He He (New York University) “What We Talk about When We Talk about Spurious Correlations in NLP”

When:
October 14, 2022 @ 12:00 pm – 1:15 pm
2022-10-14T12:00:00-04:00
2022-10-14T13:15:00-04:00
Where:
Hackerman Hall B17
3400 N. Charles Street
Baltimore
MD 21218
Cost:
Free

Abstract

Model robustness and spurious correlations have received increasing attention in the NLP community, both in methods and evaluation. The term “spurious correlation” is overloaded though and can refer to any undesirable shortcuts learned by the model, as judged by domain experts.

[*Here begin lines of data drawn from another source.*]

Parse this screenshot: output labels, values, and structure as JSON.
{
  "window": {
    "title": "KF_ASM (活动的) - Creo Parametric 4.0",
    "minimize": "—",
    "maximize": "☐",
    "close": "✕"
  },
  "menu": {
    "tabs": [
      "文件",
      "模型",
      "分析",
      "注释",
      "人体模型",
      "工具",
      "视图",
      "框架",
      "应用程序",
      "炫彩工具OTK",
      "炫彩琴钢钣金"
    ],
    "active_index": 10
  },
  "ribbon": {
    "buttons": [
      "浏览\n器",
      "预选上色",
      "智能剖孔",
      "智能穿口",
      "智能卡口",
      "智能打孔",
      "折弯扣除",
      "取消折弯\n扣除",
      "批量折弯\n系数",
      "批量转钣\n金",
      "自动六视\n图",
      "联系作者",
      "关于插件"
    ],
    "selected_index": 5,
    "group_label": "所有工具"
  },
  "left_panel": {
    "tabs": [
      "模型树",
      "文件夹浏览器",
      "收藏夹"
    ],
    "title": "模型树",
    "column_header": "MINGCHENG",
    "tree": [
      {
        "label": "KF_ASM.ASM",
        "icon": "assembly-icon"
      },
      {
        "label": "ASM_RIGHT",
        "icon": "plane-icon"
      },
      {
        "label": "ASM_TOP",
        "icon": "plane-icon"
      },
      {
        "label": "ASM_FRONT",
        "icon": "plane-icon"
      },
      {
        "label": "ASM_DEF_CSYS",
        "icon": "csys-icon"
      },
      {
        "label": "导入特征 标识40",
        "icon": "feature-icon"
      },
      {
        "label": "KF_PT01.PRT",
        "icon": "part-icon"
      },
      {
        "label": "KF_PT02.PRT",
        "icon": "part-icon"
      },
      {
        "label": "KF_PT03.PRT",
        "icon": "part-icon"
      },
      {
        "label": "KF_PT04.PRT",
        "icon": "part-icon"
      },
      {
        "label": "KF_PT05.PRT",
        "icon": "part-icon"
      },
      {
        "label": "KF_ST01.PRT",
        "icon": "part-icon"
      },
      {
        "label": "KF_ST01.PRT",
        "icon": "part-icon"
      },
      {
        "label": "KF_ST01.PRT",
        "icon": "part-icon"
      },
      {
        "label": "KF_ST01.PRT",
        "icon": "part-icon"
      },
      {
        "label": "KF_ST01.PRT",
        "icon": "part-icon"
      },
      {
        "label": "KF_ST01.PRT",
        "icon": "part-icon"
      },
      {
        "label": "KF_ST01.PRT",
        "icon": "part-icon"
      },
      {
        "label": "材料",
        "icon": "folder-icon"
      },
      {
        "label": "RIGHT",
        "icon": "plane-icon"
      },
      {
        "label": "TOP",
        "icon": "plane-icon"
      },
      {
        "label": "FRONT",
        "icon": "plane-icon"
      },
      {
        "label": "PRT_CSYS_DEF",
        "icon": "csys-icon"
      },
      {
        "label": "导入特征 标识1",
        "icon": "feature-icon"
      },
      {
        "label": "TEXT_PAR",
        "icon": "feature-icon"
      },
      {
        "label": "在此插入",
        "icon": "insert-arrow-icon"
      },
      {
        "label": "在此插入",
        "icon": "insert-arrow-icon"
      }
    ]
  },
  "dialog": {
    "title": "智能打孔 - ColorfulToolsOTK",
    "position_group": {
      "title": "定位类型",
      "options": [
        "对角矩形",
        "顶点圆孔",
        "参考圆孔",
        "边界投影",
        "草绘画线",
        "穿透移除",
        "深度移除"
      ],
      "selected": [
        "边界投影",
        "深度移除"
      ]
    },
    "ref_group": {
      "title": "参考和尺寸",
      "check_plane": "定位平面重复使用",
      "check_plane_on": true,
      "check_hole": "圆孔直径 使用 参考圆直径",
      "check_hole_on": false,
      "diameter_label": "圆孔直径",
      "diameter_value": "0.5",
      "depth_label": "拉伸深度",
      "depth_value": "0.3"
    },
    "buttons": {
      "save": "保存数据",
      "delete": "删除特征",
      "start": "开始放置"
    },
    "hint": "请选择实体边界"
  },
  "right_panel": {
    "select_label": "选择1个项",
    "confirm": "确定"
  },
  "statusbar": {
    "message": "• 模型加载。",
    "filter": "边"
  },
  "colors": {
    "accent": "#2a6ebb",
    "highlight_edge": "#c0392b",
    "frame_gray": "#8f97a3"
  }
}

When designing mitigation algorithms, we often (implicitly) assume that a spurious feature is irrelevant for prediction. However, many features in NLP (e.g. word overlap and negation) are not spurious in the sense that the background is spurious for classifying objects in an image. In contrast, they carry important information that’s needed to make predictions by humans. In this talk, we argue that it is more productive to characterize features in terms of their necessity and sufficiency for prediction. We then discuss the implications of this categorization in representation, learning, and evaluation.

Biography

He He is an Assistant Professor in the Department of Computer Science and the Center for Data Science at New York University. She obtained her PhD in Computer Science at the University of Maryland, College Park. Before joining NYU, she spent a year at AWS AI and was a post-doc at Stanford University before that. She is interested in building robust and trustworthy NLP systems in human-centered settings. Her recent research focus includes robust language understanding, collaborative text generation, and understanding capabilities and issues of large language models.